By Olivia Langford
Purpose of the Story:
This piece was written to expose the stark contrast in lifestyles between those who reside in South Korea, and those who reside in North Korea. It is a description on setting that focuses on the significant disparity between two countries that should be the same yet aren’t. It also highlights the struggle endured by those who are still, unfortunately, trapped in North Korea and are unable to escape, unless through what is known as ‘chain defection’; a system whereby one family member who has already escaped from North Korea must obtain thousands of dollars in order to pay for the transportation for the rest of the family, too.
Creative Writing Piece on North and South Korea:
If it weren't for my father, I wouldn’t be here. Standing amidst a thriving culture where colours are vibrant, lights flash excitedly and the bustling street around me becomes more congested by the second, I can't help but compare it to what it could have been. The city is a pitcher filled to the brim with colourful paints, set to topple over at any minute. Yet the city continues to flow effervescently, seeming to expand every time I think it to be past the point of overflowing. I can't help but be shocked when women in short skirts pass me, or when people bump my shoulder having been too engrossed in the internet displayed on their phones. My senses are overwhelmed by the abundance of new music, sights, textures and aromas that envelope me, a warm embrace of culture compared to that of my old home, North Korea.
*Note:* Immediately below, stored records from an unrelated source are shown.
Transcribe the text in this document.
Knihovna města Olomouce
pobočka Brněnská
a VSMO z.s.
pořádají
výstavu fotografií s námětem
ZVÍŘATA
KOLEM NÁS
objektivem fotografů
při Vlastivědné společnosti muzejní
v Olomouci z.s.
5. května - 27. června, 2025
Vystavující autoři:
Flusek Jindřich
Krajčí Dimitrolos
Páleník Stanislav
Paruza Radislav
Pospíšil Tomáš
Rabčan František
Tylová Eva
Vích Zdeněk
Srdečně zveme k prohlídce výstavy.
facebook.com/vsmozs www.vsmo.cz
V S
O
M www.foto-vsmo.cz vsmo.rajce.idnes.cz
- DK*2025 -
Everything about North Korea is against living - deprived of food, religion, and entertainment, each day consisted of one goal: surviving. The promise of a new life diminished when my father left. Yet my mother and I persisted, even when everything about our lives lured us closer to giving up, and the concept of death seemed so painless that I was tempted to welcome it with open arms. Even now as she stands next to me, radiant at the thriving scenery around us and the prospect of happiness within her grasp, I can't help but notice the way my mother's skin is taut against her face, or how her bones jut out unevenly, as if trying to escape the thin layer of skin enclosed around them.
An extravagant wedding is positioned next to us - a flamboyant occasion where hundreds of guests are drinking away reality, conversing animatedly and dancing theatrically. The bride dons a ridiculous affair, decked out in a glittering ballgown and a five-metre-long train that trips up those behind her, should they be careless in where they step.
It was the first wedding I had ever seen where people were enjoying themselves - it was no stern ritual, where the bride and groom exchanged vows with sombre expressions and bid farewell to the guests as they left their parents' house in which the ceremony took place. No - the whole ordeal of this Southern Korean wedding was ostentatious, and I was revelling in it.
If our father had not managed to escape North Korea, South Korea would have been a place we'd only be able to conjure up in our dreams. Before the reign of tighter laws and the impossibility of evacuation, my father escaped to South Korea and saved up enough money for my mother and I to leave North Korea through what was known as 'chain defection'.
And now that we're here, it's incomprehensible that North and South Korea are in such close proximity to one another, for I have come to realise that the closest similarity between both is the second halves of their names. Two countries that should be equal in all aspects contrast each other significantly. Where South Korea is alive, prosperous and flourishing, North Korea is controlling, restrained and suffocating. The state of communism governed by a malevolent dictator is one I will never return to, a bleeding wound that has been slashed into the once wholesome flesh of Korea.